By Vikram Gandhi, Co-Founder, Asha Impact
Asha’ means ‘hope’ in Hindi and ‘life’ in Swahili. To me, it is a word that has long been associated with service or giving back to society. I first came across this word when I was a teenager in Bombay studying at the Cathedral School and several of my classmates and I used to volunteer at at an institution called Asha Daan, a charity set up by Mother Teresa in Mumbai.
Many years later, when I hung up my investment banking boots and decided to set up an impact investment and policy advocacy platform along with Pramod Bhasin, it was only natural to name this venture ‘Asha Impact’.
My Learnings from the Micro-finance Sector
Life has a funny way of connecting the dots. As an investment banker in New York in the 1990s, I found myself working mostly for large financial services companies. But this also brought me into close association with the work of the global micro-finance sector. In my early 40s, I was introduced to Mohammed Yunus and his revolutionary ideas about tackling socio-economic challenges through sustainable business models. I became closely associated with the Grameen Foundation as a member of its global board and, more recently, as an investor in Grameen Impact India, a lender to Indian social enterprises. I also became actively involved with Gawa Capital, a global micro-finance fund founded by a young Spanish banker who had worked with me at Credit Suisse.
While at Credit Suisse, I had the opportunity to manage the IPOs of two of the largest MFIs globally. The IPO of Comparatamos in Mexico in 2007 was a watershed event for the industry, demonstrating the high financial returns that could be made by investors. The SKS IPO in 2010, also led by my team, was the first major liquidity event for the nascent impact investing industry in India. In fact, the IPO was so successful, and the business model of Indian MFIs so profitable, that it soon attracted a knee-jerk regulatory response, creating the Andhra Pradesh crisis in late 2010.
The experience of these two IPOs on the opposite sides of the world taught me an essential lesson about how business model innovation can create substantial impact. It also highlighted the importance of having a holistic approach towards socio-economic development that values the needs of last mile consumers and proactively engages with the government.
Time is as Important as Money
To me, philanthropy is a mindset involving personal involvement and giving one’s time and energy, not just writing a cheque. Like my early years at Asha Daan, when I was studying at Harvard Business School, fellow students and I used to volunteer our time at community projects in the Boston Area. I took this view with me to Credit Suisse, where in addition to partnering with global microfinance funders like ResponsAbility and Accion, we participated in a program called ‘Bankers without Borders’ to get young banking professionals to volunteer their time to develop the capacity of various social organisations.

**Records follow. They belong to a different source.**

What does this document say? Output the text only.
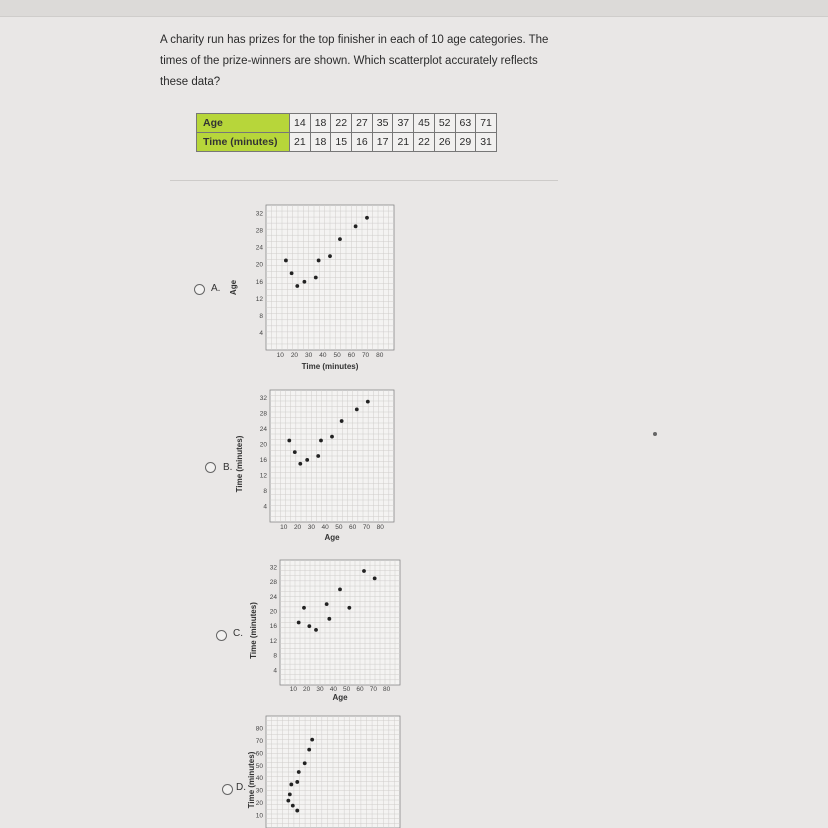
A charity run has prizes for the top finisher in each of 10 age categories. The times of the prize-winners are shown. Which scatterplot accurately reflects these data?
Age	14	18	22	27	35	37	45	52	63	71
Time (minutes)	21	18	15	16	17	21	22	26	29	31
A.
4
8
12
16
20
24
28
32
10 20 30 40 50 60 70 80
Time (minutes)
Age
B.
4
8
12
16
20
24
28
32
10 20 30 40 50 60 70 80
Age
Time (minutes)
C.
4
8
12
16
20
24
28
32
10 20 30 40 50 60 70 80
Age
Time (minutes)
D.
10
20
30
40
50
60
70
80
Time (minutes)
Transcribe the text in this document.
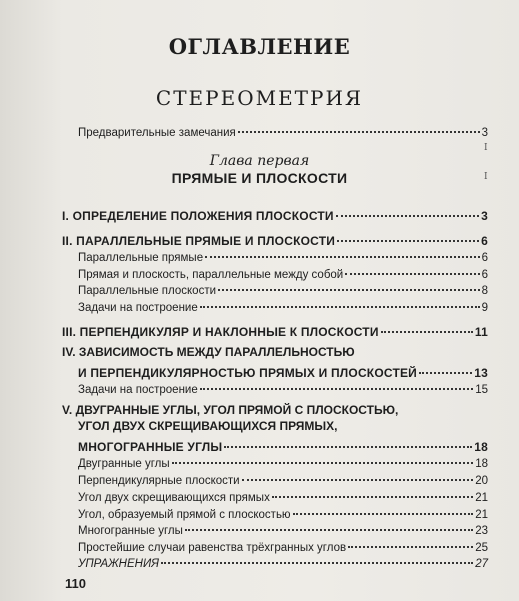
ОГЛАВЛЕНИЕ
СТЕРЕОМЕТРИЯ
Предварительные замечания	3
I
I
Глава первая
ПРЯМЫЕ И ПЛОСКОСТИ
I. ОПРЕДЕЛЕНИЕ ПОЛОЖЕНИЯ ПЛОСКОСТИ	3
II. ПАРАЛЛЕЛЬНЫЕ ПРЯМЫЕ И ПЛОСКОСТИ	6
Параллельные прямые	6
Прямая и плоскость, параллельные между собой	6
Параллельные плоскости	8
Задачи на построение	9
III. ПЕРПЕНДИКУЛЯР И НАКЛОННЫЕ К ПЛОСКОСТИ	11
IV. ЗАВИСИМОСТЬ МЕЖДУ ПАРАЛЛЕЛЬНОСТЬЮ
И ПЕРПЕНДИКУЛЯРНОСТЬЮ ПРЯМЫХ И ПЛОСКОСТЕЙ	13
Задачи на построение	15
V. ДВУГРАННЫЕ УГЛЫ, УГОЛ ПРЯМОЙ С ПЛОСКОСТЬЮ,
УГОЛ ДВУХ СКРЕЩИВАЮЩИХСЯ ПРЯМЫХ,
МНОГОГРАННЫЕ УГЛЫ	18
Двугранные углы	18
Перпендикулярные плоскости	20
Угол двух скрещивающихся прямых	21
Угол, образуемый прямой с плоскостью	21
Многогранные углы	23
Простейшие случаи равенства трёхгранных углов	25
УПРАЖНЕНИЯ	27
110
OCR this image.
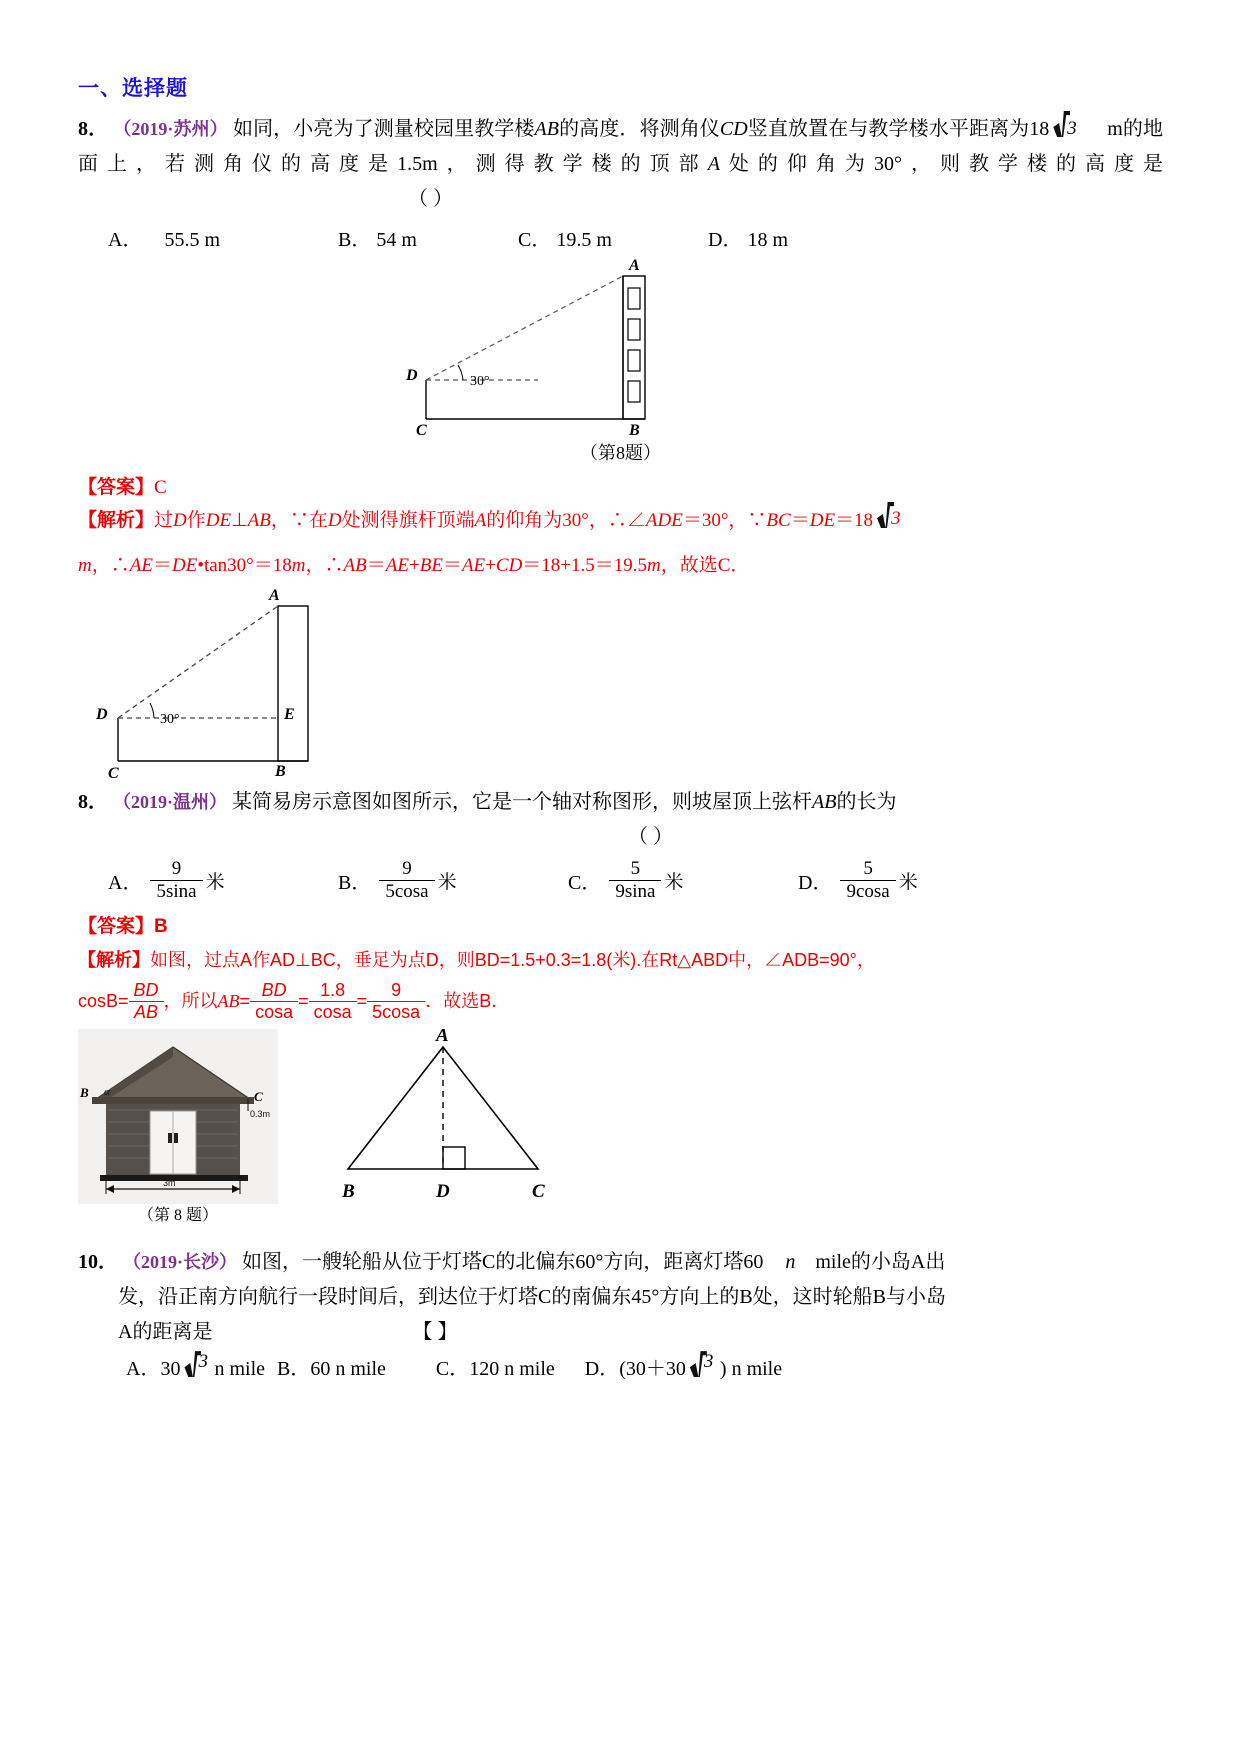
一、选择题
8． （2019·苏州） 如同，小亮为了测量校园里教学楼AB的高度．将测角仪CD竖直放置在与教学楼水平距离为18 3 m的地面上，若测角仪的高度是1.5m，测得教学楼的顶部A处的仰角为30°，则教学楼的高度是 （ ）
A． 55.5 m	B． 54 m	C． 19.5 m	D． 18 m
A
B
C
D	30°
（第8题）
【答案】C
【解析】过D作DE⊥AB，∵在D处测得旗杆顶端A的仰角为30°，∴∠ADE＝30°，∵BC＝DE＝18 3
m，∴AE＝DE•tan30°＝18m，∴AB＝AE+BE＝AE+CD＝18+1.5＝19.5m，故选C．
A
B
C
D	E
30°
8． （2019·温州） 某简易房示意图如图所示，它是一个轴对称图形，则坡屋顶上弦杆AB的长为
（ ）
A． $\frac{9}{5\sin a}$ 米	B． $\frac{9}{5\cos a}$ 米	C． $\frac{5}{9\sin a}$ 米	D． $\frac{5}{9\cos a}$ 米
【答案】B
【解析】如图，过点A作AD⊥BC，垂足为点D，则BD=1.5+0.3=1.8(米).在Rt△ABD中，∠ADB=90°，
$\cos B= \frac{BD}{AB}$ ，所以$AB= \frac{BD}{\cos a} = \frac{1.8}{\cos a} = \frac{9}{5\cos a}$ ．故选B．
3m
B α	C
0.3m
（第 8 题）
A
B	D	C
10． （2019·长沙） 如图，一艘轮船从位于灯塔C的北偏东60°方向，距离灯塔60 n mile的小岛A出
发，沿正南方向航行一段时间后，到达位于灯塔C的南偏东45°方向上的B处，这时轮船B与小岛
A的距离是	【 】
A．30 3 n mile B．60 n mile	C．120 n mile D．(30＋30 3 ) n mile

In today’s debates about CSR in India, I have often suggested to many businessmen that the best way to engage is not just by giving money but by giving one’s time.
After I moved on from investment banking and back to India, I was figuring out the best way to contribute or ‘give back’ to my country. I strongly believe that business principles can be applied to solve major social problems, which guided me to create Asha Impact in 2014. In addition to advising global financial institutions on bringing long-term capital to India, I felt that the best way to leverage my expertise, networks and capital towards solving social challenges was by directly investing in high-quality social enterprises and encouraging other like-minded business leaders to do the same. Moreover, given Pramod and my desire to not just fund innovative start-ups, but also create social impact at scale, we decided that in addition to investing, it was vital to engage with the government and share our learnings through an advocacy platform.
The Asha Impact Blog Series
Asha Impact is a young organisation, but in a short span of time, it has become an active player in the Indian impact investing industry. We have made ten equity investments in social enterprises, broadly focusing on the areas of affordable housing and urban development, digital and financial inclusion, education, skilling and employment and energy access and distribution. As we move ahead, we are actively looking at innovative businesses in sectors such as agriculture and supply chain as well as water, sanitation and healthcare.
Along with making investments, we have been engaging with policymakers at the central and state level in the areas of affordable housing and energy access. We are also active in developing the impact investing ecosystem through our leadership in initiatives like the Impact Investors Council and building the market for social impact bonds in India. Today, our platform comprises a multi-family office of eight business leaders working together to fund and scale the best impact models.
Through this Medium blog series, the team at Asha Impact will share the lessons from our interactions with innovative social enterprises and policy-makers with a focus on identifying critical insights from business models that generate financial returns while solving the major social problems facing our society.
We look forward to engaging with an intellectually curious community of readers who are interested in understanding impact investing and its various dimensions to evaluate the three interrelated issues of ‘Purpose, Profit and Policy’. I hope you enjoy reading the blog and look forward to your comments.